I thought this article might have been a joke, noting that ‘climate change’ is as about overdone and hysterical as the Y2K issue, and it sorta gave that impression early on. Alas, no
How Y2K offers a lesson for fighting climate change
Earlier this month, New York magazine published a riveting and frightening look at the future of the planet we call home.
Now that global warming is well underway, we are in for an apocalyptic awakening, and “parts of the Earth will likely become close to uninhabitable, and other parts horrifically inhospitable, as soon as the end of this century,” the writer, David Wallace-Wells, argues.
The article captured the public’s attention, quickly becoming the most-read piece in the magazine’s history. But many critics, including several climate scientists, argued that it was flawed because Wallace-Wells focused on the worst-case scenario, a pessimist’s take.
Why feed the public a too-bleak picture of the future? Why frighten people into action, rather than inspire them?
Remember, the article was too insane even for Michael Mann and many other leading Warmists. Here’s where this article dives down into insanity
Because sometimes, the worst case is the only thing that prompts us to get anything done.
I know this because I’ve studied the last time that governments, businesses and ordinary citizens joined together to combat a complex, man-made problem that threatened to wreak global havoc in the distant future.
It was a problem that would cost hundreds of billions of dollars to fix, whose technical basis was not immediately obvious to most non-specialists and which some even doubted was real at all.
It was also a fight that we won -Â and that we ought to be proud of winning, since it offers a blueprint for combating the many catastrophes that may arise from the technologies underpinning civilisation, including a warming planet.
I speak, of course, of Y2K.
Was Y2K a real issue? Yes. Was it the apocalyptic doom it was made out to be? Heck no. Some may be too young to remember the hysteria surrounding the issue at the time. It had the potential to cause some issues, if you weren’t smart enough to update your software (I warned a company I had worked for 2 years prior to do the update. They didn’t, and they weren’t running their backup of the data. If anyone remembers running Microsoft Access, you’ll remember how easy it was to blow your data up). For the most part, it was the media doing their doom and gloom thing.
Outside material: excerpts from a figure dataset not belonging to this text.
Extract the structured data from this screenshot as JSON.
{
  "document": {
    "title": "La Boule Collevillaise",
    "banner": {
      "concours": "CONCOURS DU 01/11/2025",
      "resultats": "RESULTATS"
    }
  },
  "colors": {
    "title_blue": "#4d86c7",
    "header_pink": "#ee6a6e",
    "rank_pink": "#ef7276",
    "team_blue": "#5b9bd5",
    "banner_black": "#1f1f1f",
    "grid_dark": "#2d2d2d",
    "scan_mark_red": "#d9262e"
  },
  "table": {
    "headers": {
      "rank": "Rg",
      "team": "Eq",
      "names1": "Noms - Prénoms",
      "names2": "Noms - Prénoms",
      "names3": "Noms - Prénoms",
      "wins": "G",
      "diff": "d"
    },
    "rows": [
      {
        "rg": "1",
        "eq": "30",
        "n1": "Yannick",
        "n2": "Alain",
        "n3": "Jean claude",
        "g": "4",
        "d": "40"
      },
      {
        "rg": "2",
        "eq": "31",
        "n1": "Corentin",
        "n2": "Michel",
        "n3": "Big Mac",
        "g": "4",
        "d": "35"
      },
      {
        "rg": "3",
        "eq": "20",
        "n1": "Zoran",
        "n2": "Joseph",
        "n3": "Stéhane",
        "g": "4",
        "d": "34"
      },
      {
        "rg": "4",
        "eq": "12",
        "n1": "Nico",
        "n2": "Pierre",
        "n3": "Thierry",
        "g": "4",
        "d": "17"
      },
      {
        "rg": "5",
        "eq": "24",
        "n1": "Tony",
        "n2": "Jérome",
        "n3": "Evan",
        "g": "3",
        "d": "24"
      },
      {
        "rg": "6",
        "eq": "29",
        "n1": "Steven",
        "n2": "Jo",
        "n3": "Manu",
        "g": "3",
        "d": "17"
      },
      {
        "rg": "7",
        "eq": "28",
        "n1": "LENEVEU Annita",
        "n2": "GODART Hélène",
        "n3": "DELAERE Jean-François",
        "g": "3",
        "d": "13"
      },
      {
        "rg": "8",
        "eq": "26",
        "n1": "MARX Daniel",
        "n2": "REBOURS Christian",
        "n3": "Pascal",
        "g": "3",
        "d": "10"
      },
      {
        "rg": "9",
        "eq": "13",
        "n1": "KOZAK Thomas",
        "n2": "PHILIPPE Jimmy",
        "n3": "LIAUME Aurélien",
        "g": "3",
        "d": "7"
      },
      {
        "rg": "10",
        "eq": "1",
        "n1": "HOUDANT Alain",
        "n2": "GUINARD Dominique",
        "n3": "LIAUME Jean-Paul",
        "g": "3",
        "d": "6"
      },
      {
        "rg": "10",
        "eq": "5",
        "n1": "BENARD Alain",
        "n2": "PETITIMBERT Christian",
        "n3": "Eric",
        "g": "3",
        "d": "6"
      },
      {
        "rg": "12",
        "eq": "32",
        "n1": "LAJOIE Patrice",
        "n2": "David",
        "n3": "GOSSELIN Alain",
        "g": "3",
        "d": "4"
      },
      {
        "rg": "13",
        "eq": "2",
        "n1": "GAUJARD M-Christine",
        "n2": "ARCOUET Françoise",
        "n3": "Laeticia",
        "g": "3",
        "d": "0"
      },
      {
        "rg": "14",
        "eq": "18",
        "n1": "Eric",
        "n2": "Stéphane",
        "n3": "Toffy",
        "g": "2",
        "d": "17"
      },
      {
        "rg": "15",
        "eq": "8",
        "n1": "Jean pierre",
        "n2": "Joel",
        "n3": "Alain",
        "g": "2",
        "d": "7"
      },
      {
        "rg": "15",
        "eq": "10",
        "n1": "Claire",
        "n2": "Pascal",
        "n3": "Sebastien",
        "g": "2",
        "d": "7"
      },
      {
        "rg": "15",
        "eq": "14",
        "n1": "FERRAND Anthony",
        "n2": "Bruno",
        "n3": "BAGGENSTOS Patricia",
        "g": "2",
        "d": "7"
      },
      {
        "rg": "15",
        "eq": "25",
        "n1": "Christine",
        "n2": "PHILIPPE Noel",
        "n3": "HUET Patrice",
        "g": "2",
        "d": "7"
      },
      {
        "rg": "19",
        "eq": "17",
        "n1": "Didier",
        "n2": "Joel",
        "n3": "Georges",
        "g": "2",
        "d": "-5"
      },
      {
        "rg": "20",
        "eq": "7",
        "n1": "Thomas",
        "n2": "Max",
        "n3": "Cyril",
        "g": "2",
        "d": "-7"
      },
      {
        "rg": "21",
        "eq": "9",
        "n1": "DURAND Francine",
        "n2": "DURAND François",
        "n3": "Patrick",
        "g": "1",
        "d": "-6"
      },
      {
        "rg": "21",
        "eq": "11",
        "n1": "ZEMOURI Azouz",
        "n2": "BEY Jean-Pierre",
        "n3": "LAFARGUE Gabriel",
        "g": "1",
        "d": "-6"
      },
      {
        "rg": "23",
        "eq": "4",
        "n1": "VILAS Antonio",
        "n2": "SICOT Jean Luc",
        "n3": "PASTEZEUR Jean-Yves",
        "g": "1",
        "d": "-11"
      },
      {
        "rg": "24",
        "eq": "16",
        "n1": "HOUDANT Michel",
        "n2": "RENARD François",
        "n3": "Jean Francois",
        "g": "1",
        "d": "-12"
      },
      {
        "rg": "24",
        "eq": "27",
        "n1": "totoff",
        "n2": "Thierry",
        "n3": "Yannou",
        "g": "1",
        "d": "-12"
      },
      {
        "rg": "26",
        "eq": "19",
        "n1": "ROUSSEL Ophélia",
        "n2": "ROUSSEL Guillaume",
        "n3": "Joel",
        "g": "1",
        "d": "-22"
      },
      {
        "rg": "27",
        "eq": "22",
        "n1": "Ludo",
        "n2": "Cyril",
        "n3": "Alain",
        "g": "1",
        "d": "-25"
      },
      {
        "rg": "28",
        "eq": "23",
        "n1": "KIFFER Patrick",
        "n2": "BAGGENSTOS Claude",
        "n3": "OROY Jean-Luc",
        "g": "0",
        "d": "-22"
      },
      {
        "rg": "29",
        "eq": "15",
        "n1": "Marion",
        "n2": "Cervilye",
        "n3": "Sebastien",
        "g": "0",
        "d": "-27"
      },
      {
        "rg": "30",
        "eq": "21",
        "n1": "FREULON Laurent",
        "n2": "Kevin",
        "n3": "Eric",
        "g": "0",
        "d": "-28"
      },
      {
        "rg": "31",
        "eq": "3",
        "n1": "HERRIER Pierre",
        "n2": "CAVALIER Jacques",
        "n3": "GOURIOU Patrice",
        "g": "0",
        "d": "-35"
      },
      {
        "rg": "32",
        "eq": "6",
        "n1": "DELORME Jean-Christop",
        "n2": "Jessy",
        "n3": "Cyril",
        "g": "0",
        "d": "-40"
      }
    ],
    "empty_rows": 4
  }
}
That’s much like anthropogenic climate change. It’s overhyped and overblown. It’s a minor issue, mankind is mostly not responsible for the climatic changes, and we are not doomed in the future.
(Computer World) There’s a lesson that came out of Y2K, says Hudson. “No matter what the media says, don’t overhype a crisis. A lot of IT people just said, ‘You’ve read the papers. I need the money.’ They used the fear factor.” And, as a result, “there were credibility issues there.” Those doubts about IT were “unfair and unfounded,” Hudson says, “but nevertheless they happened.”
Are there things we can and should do about climatic changes, regardless of causation? Yes. Should the media and Warmists be hysterical? No. It gets people to tune out.
Y2K was an exercise in groupthink, with punishment for wrongthink, and a colossal waste of money for no return. So yes, it is a lot like global warming.
1999 was a year I’ll never get back. I remember having to fill out quality reports and Y2K failure mode and effects analysis for electronics systems that had no clock. Then I had to demand the same from the components suppliers for the electronics that had no clock. Even for dumb passive equipment like power supplies. If you complain about the stupidity, you are treated like the weakest link in the chain that is holding up the world. It’s like reminding people today that most of our hot temperature records were set in 1934 and 1936. People come close to shouting “shame”.